Bloomington High School North Library

Bloomington High School North

The conquest of bread

Review by Jonah Wolf on May 19, 2016

Categories: Non-fiction

The Conquest of Bread by Peter Kropotkin is an interesting and fresh perspective on political science and economic theory. Kropotkin, and interesting character himself, details in this nonfiction book how a society could be constructed that is completely egalitarian, free if the oppressive institutions of both capitalism and the state.
Kropotkin was born near the end of the Russian tsardom, and he lived in the late 1800s. He became interested in the plight of the basically enslaved Russian peasants at an early age, renouncing his noble title, “Kniaz”, which means prince, at the age of twelve. He was eventually exiled for not supporting the tsar and traveled around, living in Paris, London, and Switzerland for a time each. He published books in the language of his current home, and as such, The Conquest of Bread was originally written in French.
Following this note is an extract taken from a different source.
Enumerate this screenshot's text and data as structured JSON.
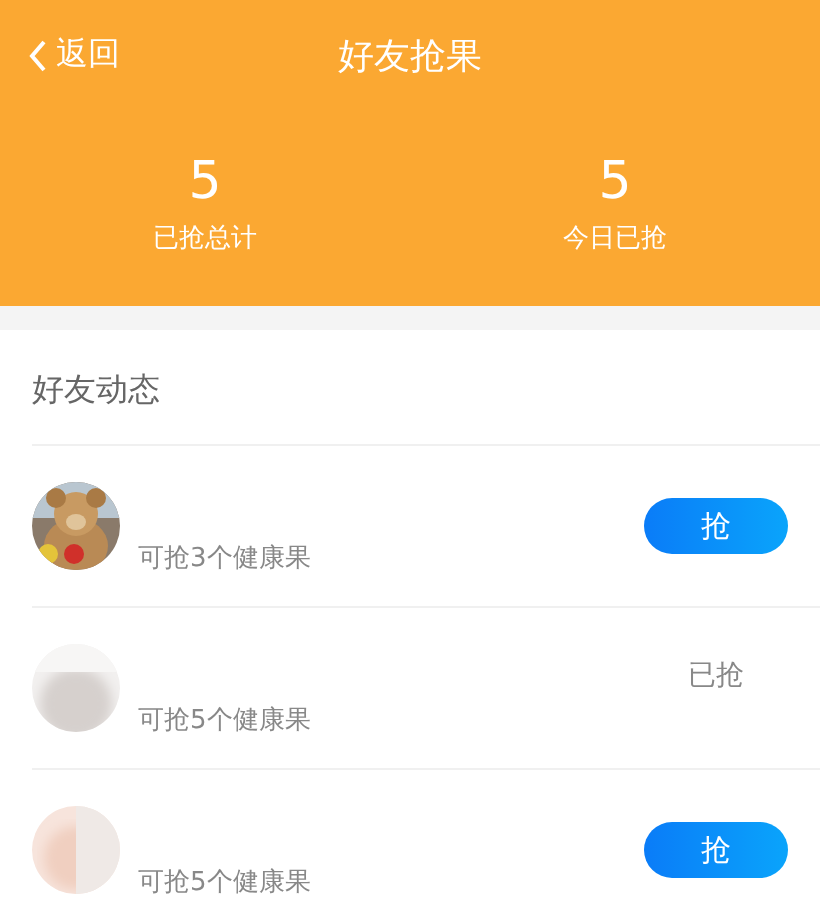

His other most famous book is Mutual Aid: A Factor of Evolution, where he critiques Darwin’s theory of evolution by discussing how many species evolve not through competition, but cooperation, especially humans.
The book itself details each aspect of how this “anarcho-communist” society would function, as well as providing historical examples, i.e. the Paris Commune, as well as medieval communal livestock. It also deals with potential criticisms of his system well, explaining the inconsistencies with standard politics well and convincingly. Perhaps most interestingly, he critiques each and every one of the modern political systems, and describes their major downsides, from free market capitalism to autocracy and oligarchy to state socialism.
For those interested in a consistent political theory, devoid of the major issues that plague most modern systems, Peter Kropotkin’s Conquest of Bread is amazing. He proposes a system that seems greatly superior to our overly oligarchic capitalism, as well the horrors of the state socialism that capitalists so often compare him to.